The cheerless corridors,

The cold and stony floors.

Lo! in that house of misery

A lady with a lamp I see

Pass through the glimmering gloom,

And flit from room to room.

The legend of the Lady with the Lamp was set for all time.

(Strangely, for one so associated with curing the sick, after her return to London from Turkey, Florence Nightingale went to bed and stayed there for 50 years!)

Lame duck

In 1761 the Earl of Orford, Horace Walpole, wrote to the British Envoy in Tuscany, Sir Horace Mann, saying:

How Scipio would have stared if he had been told that he must not demolish Carthage, as it would ruin several aldermen who had money in the Punic actions! Apropos – do you know what a Bull, a Bear and a Lame Duck are? Nay, nor I either – I am only certain they are neither animal nor fowl! This indicated that the expressions, later famous in the financial sector, were being used at the time, even if Walpole didn’t understand them apart from recognising a vague connection with people who had money invested.
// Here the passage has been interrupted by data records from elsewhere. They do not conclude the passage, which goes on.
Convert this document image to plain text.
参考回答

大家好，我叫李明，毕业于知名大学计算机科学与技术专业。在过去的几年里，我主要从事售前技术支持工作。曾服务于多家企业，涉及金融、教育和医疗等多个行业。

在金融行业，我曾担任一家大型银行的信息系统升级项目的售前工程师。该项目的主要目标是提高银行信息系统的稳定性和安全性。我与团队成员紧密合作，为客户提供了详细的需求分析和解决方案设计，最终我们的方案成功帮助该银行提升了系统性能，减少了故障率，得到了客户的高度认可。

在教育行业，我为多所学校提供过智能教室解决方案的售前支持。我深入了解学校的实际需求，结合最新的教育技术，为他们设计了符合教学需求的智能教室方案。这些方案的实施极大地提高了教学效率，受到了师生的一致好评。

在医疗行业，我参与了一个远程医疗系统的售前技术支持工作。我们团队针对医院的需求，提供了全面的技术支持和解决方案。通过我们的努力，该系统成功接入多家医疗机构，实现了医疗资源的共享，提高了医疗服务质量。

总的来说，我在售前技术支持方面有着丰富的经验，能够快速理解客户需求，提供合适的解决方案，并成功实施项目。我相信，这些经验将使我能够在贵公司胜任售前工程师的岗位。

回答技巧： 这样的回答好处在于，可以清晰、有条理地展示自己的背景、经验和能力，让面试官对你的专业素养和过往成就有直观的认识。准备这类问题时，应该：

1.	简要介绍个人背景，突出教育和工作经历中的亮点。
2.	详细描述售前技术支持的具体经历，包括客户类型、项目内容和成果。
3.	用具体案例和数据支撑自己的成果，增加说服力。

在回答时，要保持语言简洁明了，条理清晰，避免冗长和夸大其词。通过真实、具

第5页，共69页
The usage was clarified a decade later when David Garrick’s play Foote’s Maid of Bath made its debut (1771). In the Prologue, Garrick referred to financiers who frequented Exchange Alley (the Stock Exchange) and classified them as:

...gaming fools are doves, knaves are rooks, Change-Alley bankrupts waddle out lame ducks. The term went into use referring to brokers who defaulted on debts, and remained in use to describe those with financial problems, but grew to include anyone deemed ineffectual. When the ‘lame duck’ term travelled to America it assumed the feathers of politics and waddled into the arena of elected officials whose term of office was nearing an end.